Un libro de la mala memoria tiene que ser un libro incómodo tanto para su lector como para sus personajes. En este caso hay por lo menos un personaje incómodo, un abogado que empieza a caminar en el sendero de la memoria. Quiere saber quién era su padre, un oficial responsable de un cuartel cerca de Ayacucho, y lo que hizo en un combate cuya arma de destrucción íntima de los individuos era el terror. El padre era el verdugo, claro, y el libro lleva al narrador a conectarse con una de sus víctimas. Relación del amo y del esclavo; fascinación por el mal y el amor que esconde dentro del mal; cariño a pesar del dolor; culpabilidad y olvido: todos los temas que nutren una novela como La decisión de Sophie, de William Styron, o una película como Portero de noche, de Liliana Cavani, aparecen detrás de la frase “hay una mujer en Huanta”, que designa a la víctima sobreviviente y testiga.

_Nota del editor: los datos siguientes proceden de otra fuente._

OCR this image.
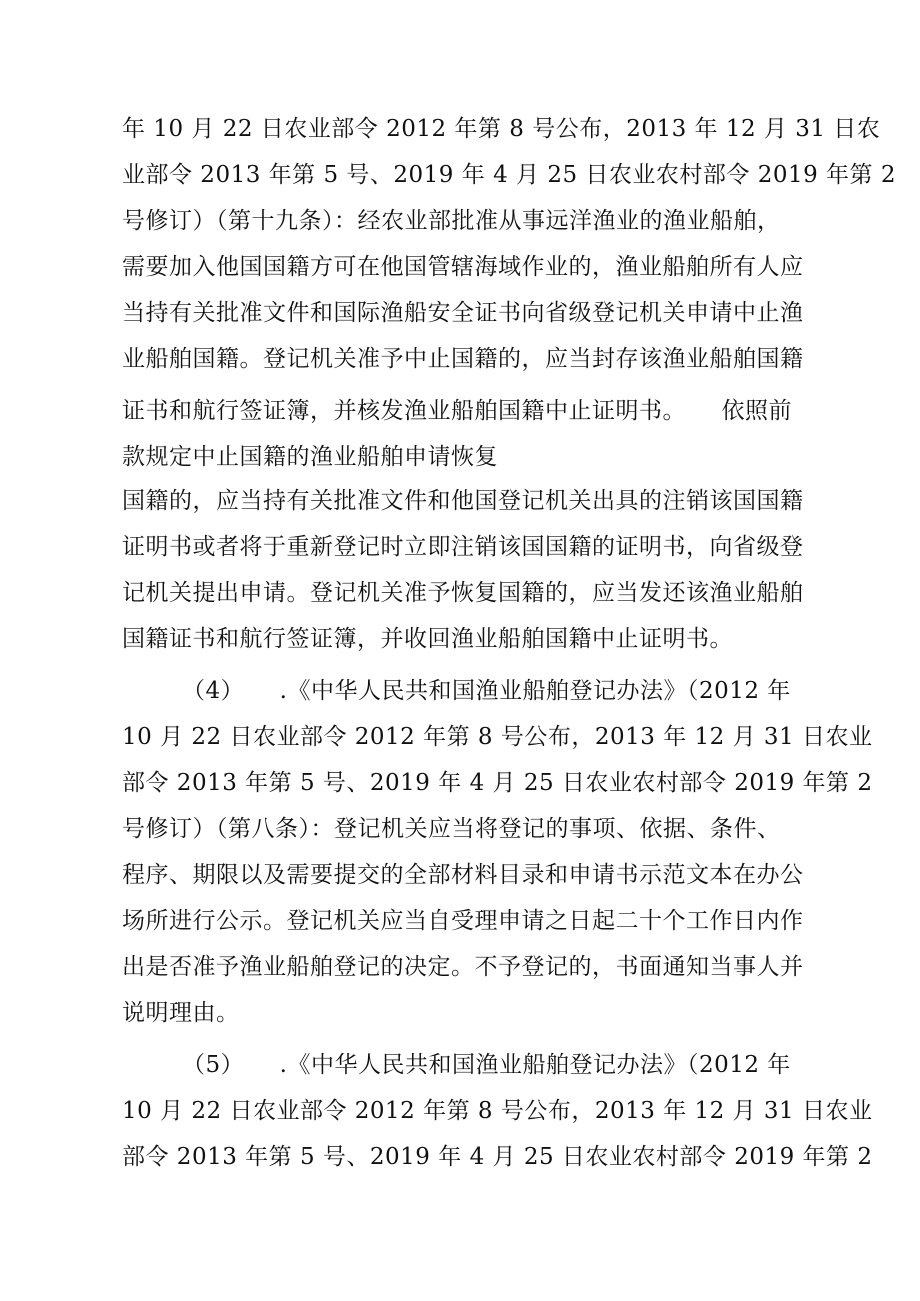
年 10 月 22 日农业部令 2012 年第 8 号公布，2013 年 12 月 31 日农
业部令 2013 年第 5 号、2019 年 4 月 25 日农业农村部令 2019 年第 2
号修订）（第十九条）：经农业部批准从事远洋渔业的渔业船舶，
需要加入他国国籍方可在他国管辖海域作业的，渔业船舶所有人应
当持有关批准文件和国际渔船安全证书向省级登记机关申请中止渔
业船舶国籍。登记机关准予中止国籍的，应当封存该渔业船舶国籍
证书和航行签证簿，并核发渔业船舶国籍中止证明书。　　依照前
款规定中止国籍的渔业船舶申请恢复
国籍的，应当持有关批准文件和他国登记机关出具的注销该国国籍
证明书或者将于重新登记时立即注销该国国籍的证明书，向省级登
记机关提出申请。登记机关准予恢复国籍的，应当发还该渔业船舶
国籍证书和航行签证簿，并收回渔业船舶国籍中止证明书。
（4）　　.《中华人民共和国渔业船舶登记办法》（2012 年
10 月 22 日农业部令 2012 年第 8 号公布，2013 年 12 月 31 日农业
部令 2013 年第 5 号、2019 年 4 月 25 日农业农村部令 2019 年第 2
号修订）（第八条）：登记机关应当将登记的事项、依据、条件、
程序、期限以及需要提交的全部材料目录和申请书示范文本在办公
场所进行公示。登记机关应当自受理申请之日起二十个工作日内作
出是否准予渔业船舶登记的决定。不予登记的，书面通知当事人并
说明理由。
（5）　　.《中华人民共和国渔业船舶登记办法》（2012 年
10 月 22 日农业部令 2012 年第 8 号公布，2013 年 12 月 31 日农业
部令 2013 年第 5 号、2019 年 4 月 25 日农业农村部令 2019 年第 2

La mujer no está en Huanta ni en cualquier otra parte de Perú. La mujer vive allá donde nadie quiere volver y donde tampoco puede sobrevivir: vive en el pasado. Visitar el pasado detrás del abogado supone, de una manera u otra, imponer al lector algo incómodo, desagradable. No se puede rozar un mundo tétrico con la sensación de la perfección estética. Cueto, que consiguió el Premio Herralde de Novela con este libro, me pareció sumamente irritante con su manera de optar a medio camino por una novela policiaca, y tambien me pareció inconstante con una última orientación psicológica de su relato. De verdad, me sentí incómodo al caminar en un sendero enredado, imposible, de pura destrucción y hasta autodestrucción para un personaje. Pero tengo que reconocer que de esto se trata cuando se habla de lo que fue Perú en una de sus peores épocas.

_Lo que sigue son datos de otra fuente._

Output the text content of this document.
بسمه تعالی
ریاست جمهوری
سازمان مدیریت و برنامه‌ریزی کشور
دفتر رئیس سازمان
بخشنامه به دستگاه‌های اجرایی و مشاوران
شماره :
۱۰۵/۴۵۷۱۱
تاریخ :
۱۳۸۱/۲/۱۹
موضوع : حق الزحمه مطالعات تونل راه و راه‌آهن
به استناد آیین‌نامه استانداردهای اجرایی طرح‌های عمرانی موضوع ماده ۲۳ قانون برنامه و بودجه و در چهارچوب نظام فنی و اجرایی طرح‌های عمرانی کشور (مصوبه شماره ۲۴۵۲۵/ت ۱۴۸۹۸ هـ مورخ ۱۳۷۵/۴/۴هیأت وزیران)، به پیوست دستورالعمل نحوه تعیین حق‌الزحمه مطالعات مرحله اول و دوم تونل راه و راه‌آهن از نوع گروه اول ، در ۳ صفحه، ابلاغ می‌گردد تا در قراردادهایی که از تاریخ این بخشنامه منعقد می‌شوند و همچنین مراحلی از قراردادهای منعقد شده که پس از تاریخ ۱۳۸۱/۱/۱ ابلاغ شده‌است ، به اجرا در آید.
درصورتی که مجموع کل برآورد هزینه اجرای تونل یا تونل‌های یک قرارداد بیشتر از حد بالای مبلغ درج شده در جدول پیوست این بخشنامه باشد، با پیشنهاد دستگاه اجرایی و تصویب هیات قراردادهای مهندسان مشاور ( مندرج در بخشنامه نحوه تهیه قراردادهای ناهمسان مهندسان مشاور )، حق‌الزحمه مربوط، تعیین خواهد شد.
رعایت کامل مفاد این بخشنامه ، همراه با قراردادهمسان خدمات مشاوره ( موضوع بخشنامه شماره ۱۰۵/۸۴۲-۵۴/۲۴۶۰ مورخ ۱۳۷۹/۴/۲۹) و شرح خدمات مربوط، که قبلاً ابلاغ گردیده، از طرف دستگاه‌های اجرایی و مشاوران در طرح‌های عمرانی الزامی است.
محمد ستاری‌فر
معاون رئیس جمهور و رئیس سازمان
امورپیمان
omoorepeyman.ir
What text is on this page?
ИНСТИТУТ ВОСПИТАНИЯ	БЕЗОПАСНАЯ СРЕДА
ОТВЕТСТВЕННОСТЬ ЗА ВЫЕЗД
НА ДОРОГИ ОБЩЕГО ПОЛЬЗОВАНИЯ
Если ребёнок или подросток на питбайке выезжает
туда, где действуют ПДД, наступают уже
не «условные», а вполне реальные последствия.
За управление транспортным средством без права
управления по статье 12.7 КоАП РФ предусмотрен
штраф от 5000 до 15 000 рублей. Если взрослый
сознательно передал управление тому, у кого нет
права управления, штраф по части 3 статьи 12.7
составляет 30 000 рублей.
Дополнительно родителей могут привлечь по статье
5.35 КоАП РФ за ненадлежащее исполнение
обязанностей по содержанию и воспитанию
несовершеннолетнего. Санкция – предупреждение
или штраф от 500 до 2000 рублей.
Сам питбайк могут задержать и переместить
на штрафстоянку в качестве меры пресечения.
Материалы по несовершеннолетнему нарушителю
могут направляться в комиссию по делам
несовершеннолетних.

La novela The dancers upstairs, de Nicholas Shakespeare, traducida como Pasos de baile (Ediciones Destino) y que se transformó después en el guión de una película de John Malkovich que se presentó en el Festival de San Sebastián, era la cara urbana, tensa, de la misma historia, pero contada en el presente desde el poder judicial. Al seguir el cerco y la detención de Abimael Guzmán, la novela de Shakespeare buscaba una dimensión histórica de la que huye Cueto. Lo que quiere y consigue decir es muy sencillo: el terror es un trabajo sucio, miserable, del día a día, que constituye una inversión a largo plazo. Siempre mata, y a veces mucho después del golpe inicial.

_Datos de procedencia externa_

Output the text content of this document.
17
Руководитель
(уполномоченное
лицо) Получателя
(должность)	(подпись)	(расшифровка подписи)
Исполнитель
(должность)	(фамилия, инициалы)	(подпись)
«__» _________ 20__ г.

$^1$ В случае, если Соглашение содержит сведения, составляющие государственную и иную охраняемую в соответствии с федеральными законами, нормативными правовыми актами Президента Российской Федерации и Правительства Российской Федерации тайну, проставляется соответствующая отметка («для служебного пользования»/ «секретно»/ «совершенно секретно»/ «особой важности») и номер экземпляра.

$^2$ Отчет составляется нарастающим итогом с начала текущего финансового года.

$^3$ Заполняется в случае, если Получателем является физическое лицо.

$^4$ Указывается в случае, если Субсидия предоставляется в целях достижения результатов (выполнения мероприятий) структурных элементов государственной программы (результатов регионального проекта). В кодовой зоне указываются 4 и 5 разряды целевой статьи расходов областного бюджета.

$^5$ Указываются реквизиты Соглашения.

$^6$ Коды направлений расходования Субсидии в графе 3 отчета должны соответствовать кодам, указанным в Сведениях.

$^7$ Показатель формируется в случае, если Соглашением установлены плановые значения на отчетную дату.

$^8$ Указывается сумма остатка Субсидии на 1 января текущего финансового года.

Ahora bien: cuidado con lo que escribí. Cueto no es un escritor que produce novelas políticas, lo que sería un proyecto miserable. En una larguísima entrevista del 2003 (de Carlos Gabriel Luna Escudero y María Elvira Luna Escudero-Alie) que encontré en una página del sitio de la Universidad Complutense de Madrid, el novelista cita una frase de Tolstoi “el destino de toda familia siempre va a ser un destino trágico”. La cita resume, creo, su visión del Perú en la época de Sendero Luminoso: una aceleración del destino necesariamente trágico de los seres humanos.